Ein musikalischer Block war dem Choralkomponisten Knecht gewidmet: „Allein Gott in der Höh sei Ehr“ und „Nun lasst uns Gott, dem Herren Dank sagen“. Beide Choräle wurden aus dem „Württembergischen Choralbuch, Zweiter Teil“ aus dem Jahr 1816 entnommen und bei dem Konzert wieder aufgeführt. Der Choralblock wurde mit dem bekannten Choral „Nun danket alle Gott“ abgeschlossen. Klangschön und eindrucksvoll die sich anschließende Fuge über den Namen B-A-C-H. In der „Hommage à Knecht“ waren Improvisationen von Ralf Klotz zum Knecht-Choral „Womit soll ich dich wohl loben – Forte und Piano“ sowie „Pastorale für zwei Manuale zur Abwechslung der Forte und Piano“ zu hören, beides Uraufführungen. Forte und Piano waren wunderbar herausgespielt und die Pastorale erklang leicht und tänzerisch mit ländlichem Charme.

Ein Höhepunkt des Orgelkonzerts war Knechts „Die Auferstehung Jesu, ein Tongemälde für Orgel“ von 1784 mit den Sequenzen: „Die schauerliche Stille des Grabes“, „Das allmähliche Verschwinden der Morgendämmerung“, „Das Beben der Erde“, „Das Herabfahren eines Engels vom Himmel“, „Das Emporsteigen Jesu aus dem Grab“, „Das Zurückstürzen der römischen Soldaten“ und „Der Triumphgesang der Engel“ mit Sprecher Michael Pfeiffer. Beginnend mit mystischen Klängen bei der „Schauerlichen Stille“, Piano und Forte begleiten „Das Verschwinden der Morgendämmerung“, „Die Erde bebt“ unter den gewaltigen Klängen der Orgel und nach dem „Herabfahren der Engel“ erklingt die Orgel zum „Emporsteigen Jesu“ zuerst erdig tief um dann immer heller das Emporsteigen musikalisch zu begleiten. Nach dem heftigen „Zurückstürzen der Soldaten“ erklingt der „Triumphgesang der Engel“, leicht, heiter und triumphierend.

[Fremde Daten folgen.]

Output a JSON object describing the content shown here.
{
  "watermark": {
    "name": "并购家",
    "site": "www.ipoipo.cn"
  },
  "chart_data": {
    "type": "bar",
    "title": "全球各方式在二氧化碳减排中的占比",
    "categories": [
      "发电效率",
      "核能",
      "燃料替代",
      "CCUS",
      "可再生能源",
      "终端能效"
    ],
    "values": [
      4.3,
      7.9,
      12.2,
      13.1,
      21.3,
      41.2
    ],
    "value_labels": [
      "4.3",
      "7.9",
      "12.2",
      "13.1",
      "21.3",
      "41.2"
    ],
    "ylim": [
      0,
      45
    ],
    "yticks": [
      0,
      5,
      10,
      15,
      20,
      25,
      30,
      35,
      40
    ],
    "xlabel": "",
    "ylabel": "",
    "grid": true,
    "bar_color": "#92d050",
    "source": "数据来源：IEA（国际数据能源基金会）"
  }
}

Die von Ralf Klotz ausgewählte und in die Rubriken „Galanter Stil“, „Kontrapunktik“, „Programmmusik“, „Formenvielfalt“ und „Choralkompositionen“ zugewiesene Musik überzeugte die Zuhörer, dass Knecht gerade auch als Orgelkomponist in seiner Zeit Einzigartiges und Abwechslungsreiches geschaffen hat. Mit viel Beifall honorierten die Besucher dieses besondere Konzert.